A equação é simples: o fundamento apresentado por Moro não está na lei. Mais: o juiz não pode usar seu poder geral de cautela fora da razoabilidade e da lei. Medidas restritivas de direitos dependem de lei. E quando a lei disciplina a matéria, não se pode fugir dos seus termos.

O velho liberalismo (político) do direito inglês (Locke, Hume, Stuart Mill etc.), que transmigrou para os EUA e que apareceu já na primeira Declaração dos Direitos do Homem e do Cidadão (França, 1791), não pode ser jogado no lixo. Nosso complexo de inferioridade (de vira-lata) não pode ser obstáculo para que as regras liberais descritas na lei tenham validade.

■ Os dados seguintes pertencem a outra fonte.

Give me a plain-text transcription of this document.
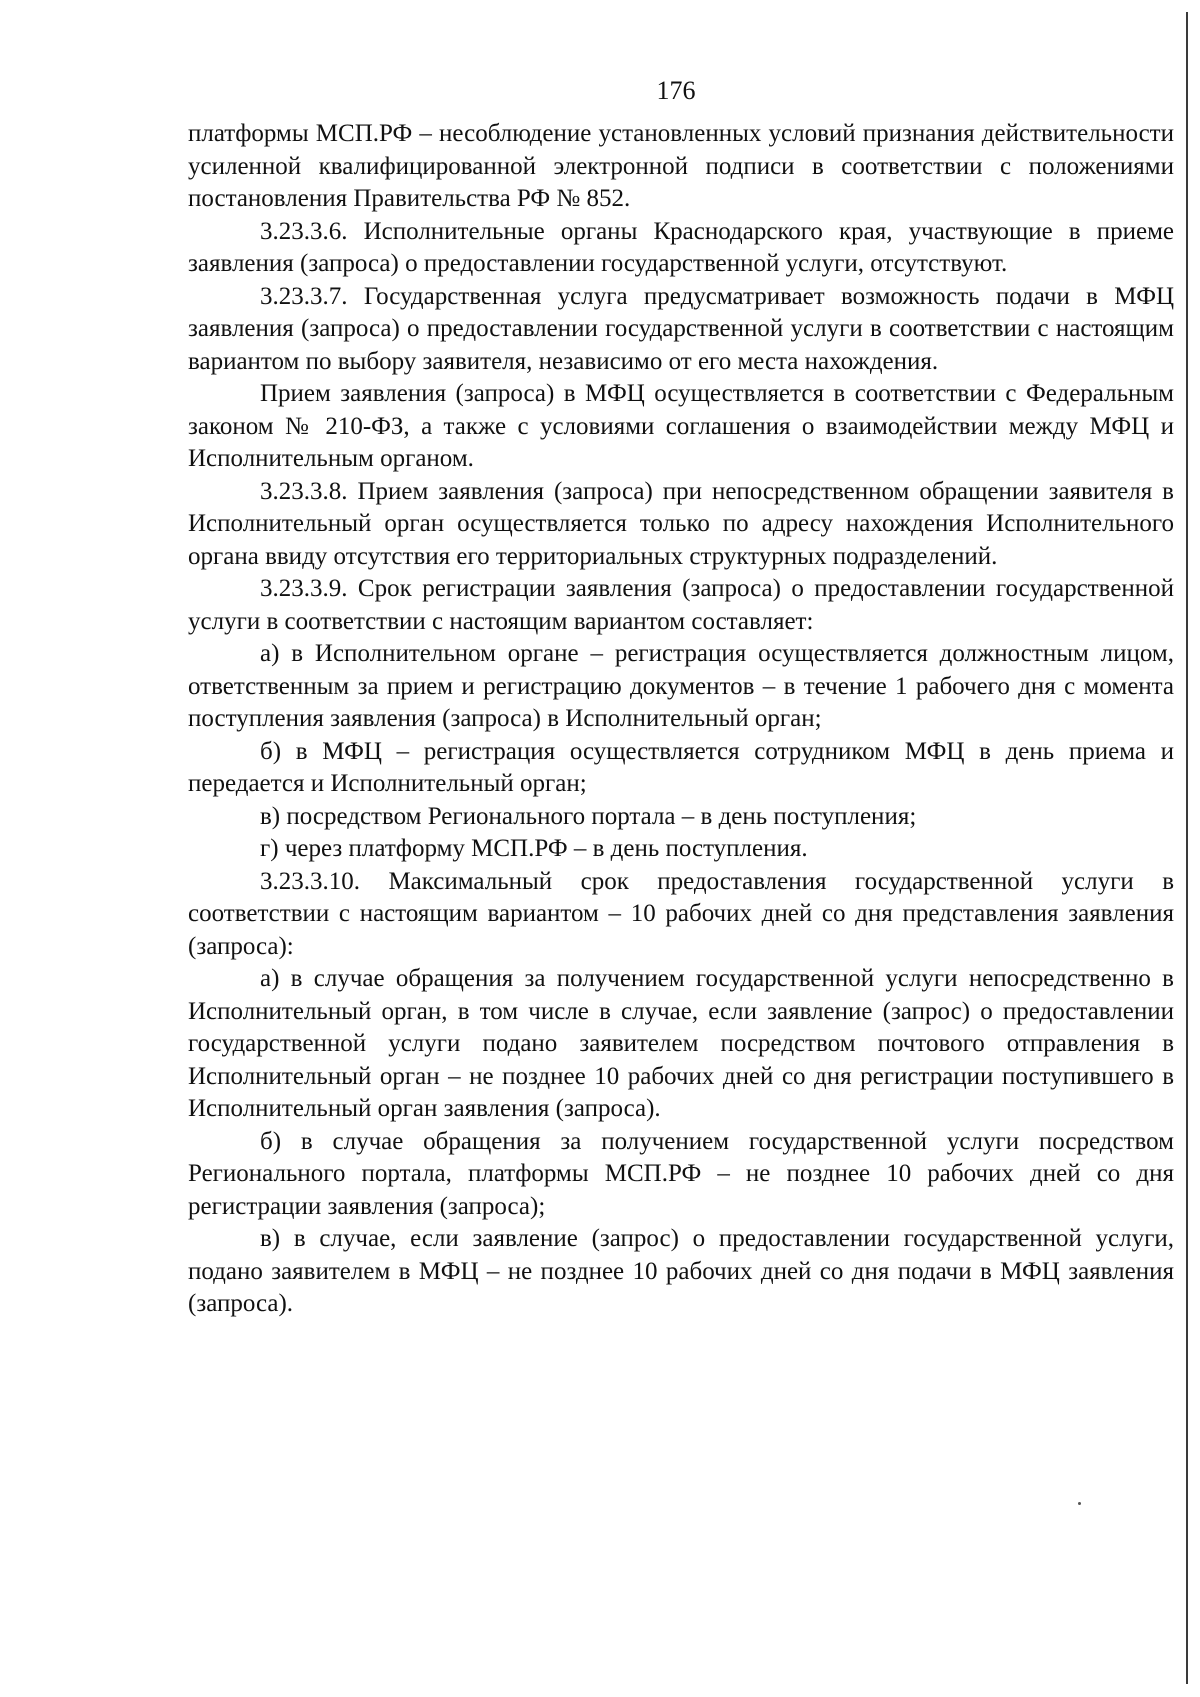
176

платформы МСП.РФ – несоблюдение установленных условий признания действительности усиленной квалифицированной электронной подписи в соответствии с положениями постановления Правительства РФ № 852.

3.23.3.6. Исполнительные органы Краснодарского края, участвующие в приеме заявления (запроса) о предоставлении государственной услуги, отсутствуют.

3.23.3.7. Государственная услуга предусматривает возможность подачи в МФЦ заявления (запроса) о предоставлении государственной услуги в соответствии с настоящим вариантом по выбору заявителя, независимо от его места нахождения.

Прием заявления (запроса) в МФЦ осуществляется в соответствии с Федеральным законом № 210-ФЗ, а также с условиями соглашения о взаимодействии между МФЦ и Исполнительным органом.

3.23.3.8. Прием заявления (запроса) при непосредственном обращении заявителя в Исполнительный орган осуществляется только по адресу нахождения Исполнительного органа ввиду отсутствия его территориальных структурных подразделений.

3.23.3.9. Срок регистрации заявления (запроса) о предоставлении государственной услуги в соответствии с настоящим вариантом составляет:

а) в Исполнительном органе – регистрация осуществляется должностным лицом, ответственным за прием и регистрацию документов – в течение 1 рабочего дня с момента поступления заявления (запроса) в Исполнительный орган;

б) в МФЦ – регистрация осуществляется сотрудником МФЦ в день приема и передается и Исполнительный орган;

в) посредством Регионального портала – в день поступления;

г) через платформу МСП.РФ – в день поступления.

3.23.3.10. Максимальный срок предоставления государственной услуги в соответствии с настоящим вариантом – 10 рабочих дней со дня представления заявления (запроса):

а) в случае обращения за получением государственной услуги непосредственно в Исполнительный орган, в том числе в случае, если заявление (запрос) о предоставлении государственной услуги подано заявителем посредством почтового отправления в Исполнительный орган – не позднее 10 рабочих дней со дня регистрации поступившего в Исполнительный орган заявления (запроса).

б) в случае обращения за получением государственной услуги посредством Регионального портала, платформы МСП.РФ – не позднее 10 рабочих дней со дня регистрации заявления (запроса);

в) в случае, если заявление (запрос) о предоставлении государственной услуги, подано заявителем в МФЦ – не позднее 10 рабочих дней со дня подачи в МФЦ заявления (запроса).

No Brasil, nem Lula, nem FHC, nem Aécio, nem Temer, nem Renan, nem Cunha, nem você e nem ninguém pode ser conduzido coercitivamente sem ter havido intimação prévia desatendida.

É o que diz a lei (que vale para todos da base social assim como para as elites). Já se imaginou uma condução coercitiva, sem intimação prévia, para ouvir FHC sobre o contrato falso da Brasif para pagar pensão à sua ex-amante Mirian Dutra? Já se imaginou uma condução coercitiva do Aécio para ser ouvido sobre a corrupção em furnas (há três delações contra ele nesse sentido) sem ter sido intimado previamente?

É tolo quem festeja uma injustiça ou uma ilegalidade contra os outros quando existe o sério risco de que o tambor da próxima comemoração seja feito da sua própria pele.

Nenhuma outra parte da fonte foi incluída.